Myth 6: The FDA has no written rules or criteria for how it determines bioequivalence.
Fact 6: The FDA has required generic drugs to be bioequivalent to brand name products since the mid-1970s, and it published final regulations on bioequivalence in January 1977.
Myth 7: Because the FDA allows a variation of + 20 or 30% in the blood levels between the brand name and the generic products, generics may differ by as much as 60% from each other.
Fact 7: The test that the FDA employs and the standard that is applied is a statistical one. It is virtually impossible for a generic product to pass if it in fact differs in its average plasma level by 20% from the standard product. Deviations of more than 10% between generic and brand name products are rare; usually the differences are much less than 10%.
Myth 8: Brand-name drugs are made in modern facilities, while generics are often made in substandard facilities. Thus generics are of generally inferior quality.
Fact 8: No one has been able to demonstrate that the quality of generic drugs differs from that of the brand name counterparts. The rates of defects found by the FDA in both brand name and generic products are extremely low and speak well of the pharmaceutical industry’s care in producing prescription drugs. In fact, the innovator drug firms themselves account for an estimated 70-80% of the generic drug market. Thus, to believe generics are inferior, one would have to accept the premise that the research-oriented drug firms can’t adequately manufacture products other than the ones they pioneered. It is also true that many innovator drug firms distribute products made by smaller generic firms. It is unlikely they would continue such arrangements if they really doubted the ability of generic firms to manufacture quality products.
Myth 9: In calling drugs bioequivalent, the FDA overlooks documented cases of bioinequivalence.
Fact 9: While there have been a few well-known, documented cases of bioinequivalence, they are either examples from many years ago that have long since been corrected or problems resulting from drugs which had never gone through FDA’s approval system. The FDA is not aware of a single documented bioinequivalence involving any generic drug product that has been approved by FDA as bioequivalent.

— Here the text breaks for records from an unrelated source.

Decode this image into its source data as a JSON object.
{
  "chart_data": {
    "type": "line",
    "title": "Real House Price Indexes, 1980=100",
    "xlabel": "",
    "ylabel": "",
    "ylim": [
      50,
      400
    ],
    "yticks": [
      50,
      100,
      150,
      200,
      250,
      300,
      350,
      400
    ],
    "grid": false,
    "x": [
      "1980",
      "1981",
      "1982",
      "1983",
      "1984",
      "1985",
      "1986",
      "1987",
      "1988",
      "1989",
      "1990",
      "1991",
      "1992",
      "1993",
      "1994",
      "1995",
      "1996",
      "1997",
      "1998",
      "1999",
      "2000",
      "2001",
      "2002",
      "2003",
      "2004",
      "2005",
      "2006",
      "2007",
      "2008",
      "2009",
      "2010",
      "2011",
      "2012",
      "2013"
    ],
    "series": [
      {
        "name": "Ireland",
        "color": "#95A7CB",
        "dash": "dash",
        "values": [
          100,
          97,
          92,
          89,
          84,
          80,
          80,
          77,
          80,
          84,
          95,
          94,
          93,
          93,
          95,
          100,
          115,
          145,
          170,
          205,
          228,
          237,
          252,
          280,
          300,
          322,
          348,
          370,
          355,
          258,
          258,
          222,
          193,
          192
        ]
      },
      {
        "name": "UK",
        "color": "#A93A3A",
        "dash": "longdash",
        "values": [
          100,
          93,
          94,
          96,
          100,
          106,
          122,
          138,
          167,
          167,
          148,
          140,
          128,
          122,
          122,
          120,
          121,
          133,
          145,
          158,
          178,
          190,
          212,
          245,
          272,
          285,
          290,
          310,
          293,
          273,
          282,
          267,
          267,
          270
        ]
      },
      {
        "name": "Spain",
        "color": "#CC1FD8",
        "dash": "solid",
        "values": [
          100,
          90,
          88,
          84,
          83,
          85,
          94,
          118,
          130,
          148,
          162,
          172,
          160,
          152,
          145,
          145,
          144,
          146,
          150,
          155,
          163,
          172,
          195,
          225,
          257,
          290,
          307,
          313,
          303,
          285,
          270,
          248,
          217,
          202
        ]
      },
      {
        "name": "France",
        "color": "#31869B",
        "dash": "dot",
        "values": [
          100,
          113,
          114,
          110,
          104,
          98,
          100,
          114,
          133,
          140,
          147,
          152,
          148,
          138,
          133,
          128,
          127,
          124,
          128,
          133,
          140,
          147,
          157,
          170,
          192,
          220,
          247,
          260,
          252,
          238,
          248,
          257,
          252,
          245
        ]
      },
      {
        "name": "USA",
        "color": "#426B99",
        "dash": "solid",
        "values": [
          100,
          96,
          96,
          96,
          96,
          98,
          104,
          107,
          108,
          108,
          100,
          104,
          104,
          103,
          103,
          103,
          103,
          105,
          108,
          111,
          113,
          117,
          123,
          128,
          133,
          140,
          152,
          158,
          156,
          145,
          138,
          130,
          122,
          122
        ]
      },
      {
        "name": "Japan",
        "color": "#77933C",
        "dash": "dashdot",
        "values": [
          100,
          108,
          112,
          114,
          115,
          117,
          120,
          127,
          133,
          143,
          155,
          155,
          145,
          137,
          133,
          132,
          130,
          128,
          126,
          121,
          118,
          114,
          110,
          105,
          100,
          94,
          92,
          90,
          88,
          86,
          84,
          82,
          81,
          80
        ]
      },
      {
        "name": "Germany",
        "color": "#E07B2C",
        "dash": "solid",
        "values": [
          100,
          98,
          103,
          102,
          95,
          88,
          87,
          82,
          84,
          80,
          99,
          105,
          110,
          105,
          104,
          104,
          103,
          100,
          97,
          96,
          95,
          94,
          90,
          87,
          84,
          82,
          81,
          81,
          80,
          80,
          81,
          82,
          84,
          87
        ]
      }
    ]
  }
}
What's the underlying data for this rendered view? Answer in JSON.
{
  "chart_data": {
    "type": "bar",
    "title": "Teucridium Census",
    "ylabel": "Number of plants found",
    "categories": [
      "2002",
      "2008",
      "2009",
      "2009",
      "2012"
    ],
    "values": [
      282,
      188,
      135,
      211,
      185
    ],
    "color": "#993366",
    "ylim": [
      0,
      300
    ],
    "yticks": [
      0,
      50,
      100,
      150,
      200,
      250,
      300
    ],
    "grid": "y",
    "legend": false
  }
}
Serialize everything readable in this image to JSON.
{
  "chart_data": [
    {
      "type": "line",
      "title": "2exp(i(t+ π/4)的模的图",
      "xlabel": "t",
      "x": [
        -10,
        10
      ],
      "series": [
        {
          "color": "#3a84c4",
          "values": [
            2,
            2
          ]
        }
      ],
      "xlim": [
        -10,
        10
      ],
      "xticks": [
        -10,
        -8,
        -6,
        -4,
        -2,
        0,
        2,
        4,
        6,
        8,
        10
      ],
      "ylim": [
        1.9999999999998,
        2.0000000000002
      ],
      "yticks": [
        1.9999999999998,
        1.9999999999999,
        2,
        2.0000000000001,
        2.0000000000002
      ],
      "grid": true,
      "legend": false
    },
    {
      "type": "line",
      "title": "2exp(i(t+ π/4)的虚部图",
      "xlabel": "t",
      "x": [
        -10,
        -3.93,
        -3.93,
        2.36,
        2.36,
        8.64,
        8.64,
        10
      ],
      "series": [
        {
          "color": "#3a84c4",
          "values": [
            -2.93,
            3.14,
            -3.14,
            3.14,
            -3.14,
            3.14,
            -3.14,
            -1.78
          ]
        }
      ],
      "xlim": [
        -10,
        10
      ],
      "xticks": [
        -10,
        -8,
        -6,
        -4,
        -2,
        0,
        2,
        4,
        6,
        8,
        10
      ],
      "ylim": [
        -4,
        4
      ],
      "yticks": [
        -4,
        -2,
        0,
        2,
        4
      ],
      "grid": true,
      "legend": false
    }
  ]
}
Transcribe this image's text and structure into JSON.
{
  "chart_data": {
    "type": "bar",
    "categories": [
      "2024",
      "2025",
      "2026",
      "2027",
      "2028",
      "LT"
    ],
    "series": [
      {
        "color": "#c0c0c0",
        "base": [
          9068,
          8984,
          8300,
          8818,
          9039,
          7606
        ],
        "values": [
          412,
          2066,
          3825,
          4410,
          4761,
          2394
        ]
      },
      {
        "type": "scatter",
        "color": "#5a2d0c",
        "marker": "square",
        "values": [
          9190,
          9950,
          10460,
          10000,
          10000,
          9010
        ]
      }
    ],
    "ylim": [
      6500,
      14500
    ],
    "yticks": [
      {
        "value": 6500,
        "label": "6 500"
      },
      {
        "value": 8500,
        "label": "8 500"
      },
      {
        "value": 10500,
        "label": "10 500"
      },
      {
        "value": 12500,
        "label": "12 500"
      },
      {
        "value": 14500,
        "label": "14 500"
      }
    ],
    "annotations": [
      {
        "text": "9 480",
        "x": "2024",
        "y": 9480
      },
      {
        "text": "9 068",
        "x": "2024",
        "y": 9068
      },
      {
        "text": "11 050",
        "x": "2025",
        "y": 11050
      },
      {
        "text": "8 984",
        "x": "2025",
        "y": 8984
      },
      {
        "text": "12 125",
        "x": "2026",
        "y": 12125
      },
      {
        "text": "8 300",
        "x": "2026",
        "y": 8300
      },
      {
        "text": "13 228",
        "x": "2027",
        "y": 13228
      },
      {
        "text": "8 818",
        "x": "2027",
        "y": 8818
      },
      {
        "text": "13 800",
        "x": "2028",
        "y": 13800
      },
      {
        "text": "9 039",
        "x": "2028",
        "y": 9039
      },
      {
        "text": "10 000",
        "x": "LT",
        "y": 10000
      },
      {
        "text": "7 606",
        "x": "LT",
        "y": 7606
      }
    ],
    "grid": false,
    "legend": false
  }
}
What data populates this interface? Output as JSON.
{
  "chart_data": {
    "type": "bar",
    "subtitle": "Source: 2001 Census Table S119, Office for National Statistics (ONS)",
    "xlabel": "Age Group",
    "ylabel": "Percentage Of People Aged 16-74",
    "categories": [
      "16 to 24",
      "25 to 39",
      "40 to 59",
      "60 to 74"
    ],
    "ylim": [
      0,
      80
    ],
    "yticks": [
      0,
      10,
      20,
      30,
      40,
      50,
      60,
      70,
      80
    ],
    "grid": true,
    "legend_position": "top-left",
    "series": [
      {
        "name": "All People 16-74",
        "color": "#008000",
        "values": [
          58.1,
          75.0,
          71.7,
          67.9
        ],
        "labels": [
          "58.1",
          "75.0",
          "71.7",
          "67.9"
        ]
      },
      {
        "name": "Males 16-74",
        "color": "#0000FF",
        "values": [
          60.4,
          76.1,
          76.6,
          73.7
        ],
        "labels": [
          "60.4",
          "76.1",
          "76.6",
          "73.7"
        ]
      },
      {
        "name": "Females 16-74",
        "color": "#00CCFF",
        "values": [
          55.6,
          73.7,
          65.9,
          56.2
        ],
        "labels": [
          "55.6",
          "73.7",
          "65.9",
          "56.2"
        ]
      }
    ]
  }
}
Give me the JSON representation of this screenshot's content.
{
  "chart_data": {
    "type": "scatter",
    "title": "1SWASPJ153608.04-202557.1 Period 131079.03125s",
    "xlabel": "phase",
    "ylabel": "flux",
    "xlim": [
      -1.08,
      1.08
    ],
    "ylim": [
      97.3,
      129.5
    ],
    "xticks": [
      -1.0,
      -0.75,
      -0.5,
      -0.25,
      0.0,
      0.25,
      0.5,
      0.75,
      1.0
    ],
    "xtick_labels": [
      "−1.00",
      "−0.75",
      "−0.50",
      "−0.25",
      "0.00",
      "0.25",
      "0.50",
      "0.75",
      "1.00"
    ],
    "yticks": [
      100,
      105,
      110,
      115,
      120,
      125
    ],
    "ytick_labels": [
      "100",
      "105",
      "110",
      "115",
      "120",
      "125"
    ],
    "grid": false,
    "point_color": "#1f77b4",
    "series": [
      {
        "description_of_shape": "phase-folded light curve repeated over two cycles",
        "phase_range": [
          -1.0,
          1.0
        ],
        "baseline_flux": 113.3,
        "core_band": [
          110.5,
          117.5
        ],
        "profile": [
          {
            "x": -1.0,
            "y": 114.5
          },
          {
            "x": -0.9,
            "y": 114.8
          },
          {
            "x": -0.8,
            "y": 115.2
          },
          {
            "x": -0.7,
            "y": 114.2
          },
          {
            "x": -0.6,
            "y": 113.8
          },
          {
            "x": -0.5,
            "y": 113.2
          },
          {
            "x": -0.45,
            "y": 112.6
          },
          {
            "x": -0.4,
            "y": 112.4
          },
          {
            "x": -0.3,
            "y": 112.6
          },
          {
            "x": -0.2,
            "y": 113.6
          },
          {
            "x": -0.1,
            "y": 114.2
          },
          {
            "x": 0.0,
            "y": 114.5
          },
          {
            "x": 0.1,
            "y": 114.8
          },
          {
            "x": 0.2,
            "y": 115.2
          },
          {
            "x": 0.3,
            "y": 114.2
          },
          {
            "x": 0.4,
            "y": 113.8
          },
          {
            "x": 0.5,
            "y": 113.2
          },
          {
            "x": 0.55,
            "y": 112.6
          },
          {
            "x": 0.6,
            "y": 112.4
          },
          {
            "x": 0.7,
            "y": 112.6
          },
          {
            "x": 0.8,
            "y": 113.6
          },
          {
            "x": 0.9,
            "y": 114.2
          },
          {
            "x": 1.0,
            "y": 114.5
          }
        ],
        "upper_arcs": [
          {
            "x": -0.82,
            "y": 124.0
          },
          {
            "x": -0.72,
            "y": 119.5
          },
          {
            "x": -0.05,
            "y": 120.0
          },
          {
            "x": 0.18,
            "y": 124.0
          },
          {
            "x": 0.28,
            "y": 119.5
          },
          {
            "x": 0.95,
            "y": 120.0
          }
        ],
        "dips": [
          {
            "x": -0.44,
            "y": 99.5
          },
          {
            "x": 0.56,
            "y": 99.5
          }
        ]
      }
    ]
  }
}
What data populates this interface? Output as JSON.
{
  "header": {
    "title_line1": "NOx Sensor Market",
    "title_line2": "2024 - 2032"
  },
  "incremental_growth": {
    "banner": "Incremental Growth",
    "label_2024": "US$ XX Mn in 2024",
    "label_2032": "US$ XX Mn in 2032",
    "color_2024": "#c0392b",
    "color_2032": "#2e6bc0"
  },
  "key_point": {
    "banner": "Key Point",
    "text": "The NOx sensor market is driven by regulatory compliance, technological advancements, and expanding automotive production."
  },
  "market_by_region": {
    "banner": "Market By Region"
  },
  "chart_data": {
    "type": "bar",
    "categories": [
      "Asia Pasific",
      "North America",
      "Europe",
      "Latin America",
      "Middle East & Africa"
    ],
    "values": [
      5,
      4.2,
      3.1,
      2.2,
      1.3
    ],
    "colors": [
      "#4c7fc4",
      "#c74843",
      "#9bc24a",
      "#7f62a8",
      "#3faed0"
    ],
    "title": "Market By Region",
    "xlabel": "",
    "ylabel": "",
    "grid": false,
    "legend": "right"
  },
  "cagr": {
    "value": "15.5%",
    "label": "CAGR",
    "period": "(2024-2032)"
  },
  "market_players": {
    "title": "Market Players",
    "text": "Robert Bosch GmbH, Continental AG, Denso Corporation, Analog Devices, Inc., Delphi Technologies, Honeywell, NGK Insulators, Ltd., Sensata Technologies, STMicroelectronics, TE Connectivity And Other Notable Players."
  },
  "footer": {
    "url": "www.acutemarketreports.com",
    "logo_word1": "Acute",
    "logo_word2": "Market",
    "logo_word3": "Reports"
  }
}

Myth 10: Patients using generic products are more likely to suffer adverse reactions than those taking the brand name drug.
Fact 10: There is no evidence of a different rate of adverse drug reactions (ADRs) between brand name products and their generic equivalents. There have been some efforts recently by several brand name firms to stimulate reporting to FDA’s voluntary ADR system of adverse reactions to the products of their generic competitors. The FDA has vigorously opposed any such attempts.
The FDA has a public obligation to investigate thoroughly all allegations of drug product defects or failures. The agency has not found any of the allegations raised thus far in the brand name versus generic drug controversy to be valid. FDA also has an obligation to make known to health care professionals and to the public its conclusions that false or misleading reports are being generated.